I know that in the works is a new path which will follow that old road, bisecting our woods. The plans call for it to be gravel at first, although later it might be paved. Before long there will be large, loud machines down there, clearing, digging, laying rocks. It will change this small, semi-hidden place, this place Jackson and I have been almost every morning for the four-plus years of his life.
We humans want things to stay the same. Our neighborhoods, our jobs, our towns. We don’t want a new subdivision where the woods are, or a new big store to replace our favorite old place to buy batteries or a rake or a mailbox. We don’t want more traffic, or a larger cable bill. We don’t want our favorite TV series to end, or to finish the last book by our favorite author. We don’t want that old house to be torn down.
We humans want things to change. We want a better pizza place nearby, or Thai, or sushi. We wish we could walk to a good bookstore, or an organic market. We’d like different neighbors, someone new to talk to. We scroll through the films and shows on Netflix, wishing for something new and interesting.We crave excitement.We crave the familiar.
“We’ve allowed other cultures to come in and change our values,” the letter to the editor says. As if that hasn’t been happening since the dawn of recorded time. As if the same complaint wasn’t made about the letter-writer’s parents or grandparents or great-grandparents when they arrived here from…wherever.
The outdoors is familiar. The path is the same one we’ve trod before. Certain trees, rocks, and streams can be recognized, remembered, noticed. The view that’s coming up — around that turn, over that ridge — we know it, we anticipate it, we stop and revel in it when we arrive there. We walk certain trails comfortably in the half-light before sunrise or after dusk, knowing each step, each rock and root.

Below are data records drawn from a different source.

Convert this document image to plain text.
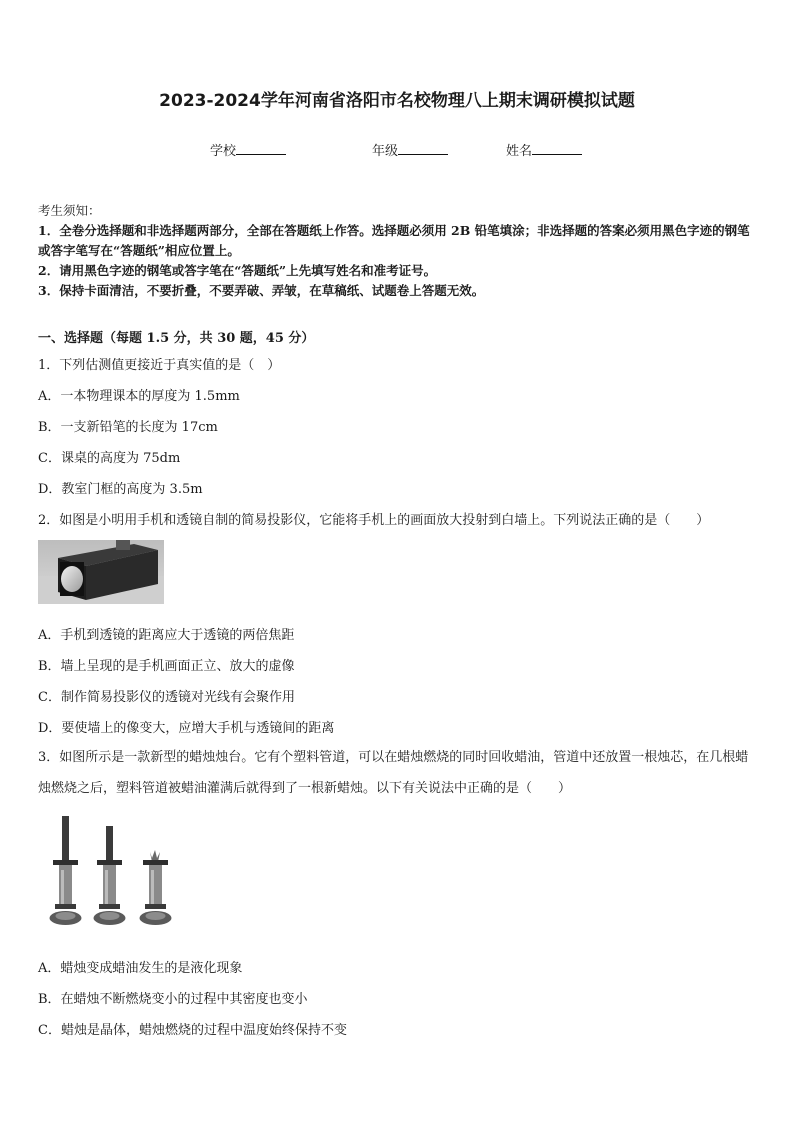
2023-2024学年河南省洛阳市名校物理八上期末调研模拟试题
学校	年级	姓名
考生须知：
1．全卷分选择题和非选择题两部分，全部在答题纸上作答。选择题必须用 2B 铅笔填涂；非选择题的答案必须用黑色字迹的钢笔或答字笔写在“答题纸”相应位置上。
2．请用黑色字迹的钢笔或答字笔在“答题纸”上先填写姓名和准考证号。
3．保持卡面清洁，不要折叠，不要弄破、弄皱，在草稿纸、试题卷上答题无效。
一、选择题（每题 1.5 分，共 30 题，45 分）
1．下列估测值更接近于真实值的是（　）
A．一本物理课本的厚度为 1.5mm
B．一支新铅笔的长度为 17cm
C．课桌的高度为 75dm
D．教室门框的高度为 3.5m
2．如图是小明用手机和透镜自制的简易投影仪，它能将手机上的画面放大投射到白墙上。下列说法正确的是（　　）
A．手机到透镜的距离应大于透镜的两倍焦距
B．墙上呈现的是手机画面正立、放大的虚像
C．制作简易投影仪的透镜对光线有会聚作用
D．要使墙上的像变大，应增大手机与透镜间的距离
3．如图所示是一款新型的蜡烛烛台。它有个塑料管道，可以在蜡烛燃烧的同时回收蜡油，管道中还放置一根烛芯，在几根蜡烛燃烧之后，塑料管道被蜡油灌满后就得到了一根新蜡烛。以下有关说法中正确的是（　　）
A．蜡烛变成蜡油发生的是液化现象
B．在蜡烛不断燃烧变小的过程中其密度也变小
C．蜡烛是晶体，蜡烛燃烧的过程中温度始终保持不变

The outdoors is different. Not long ago the woods were green, humid, source of gnats in the eyes and dust in the throat, with late-summer cicadas in rhythmic chant. Now everything’s changed. Green is orange, red, and brown. Once-thick air is thin and clear. It’s difficult to talk with someone because of the noise of the inches-deep dry leaves underfoot. Dry stream beds turn noisy with fall rains. Sound, unimpeded by summer’s foliage, travels farther, extending across coves, bringing the Cowan train’s horn up onto the plateau as we walk October’s chilly fire lanes.
Jackson and I emerged from our little woods, and I reattached his leash. I’m pretty sure he won’t care if there’s a new gravel path. In fact, he’ll probably be excited about all the new smells available to that big nose of his. Perhaps, when the new path happens, we’ll add it to our customary route. Who knows? There might be new things there for us both.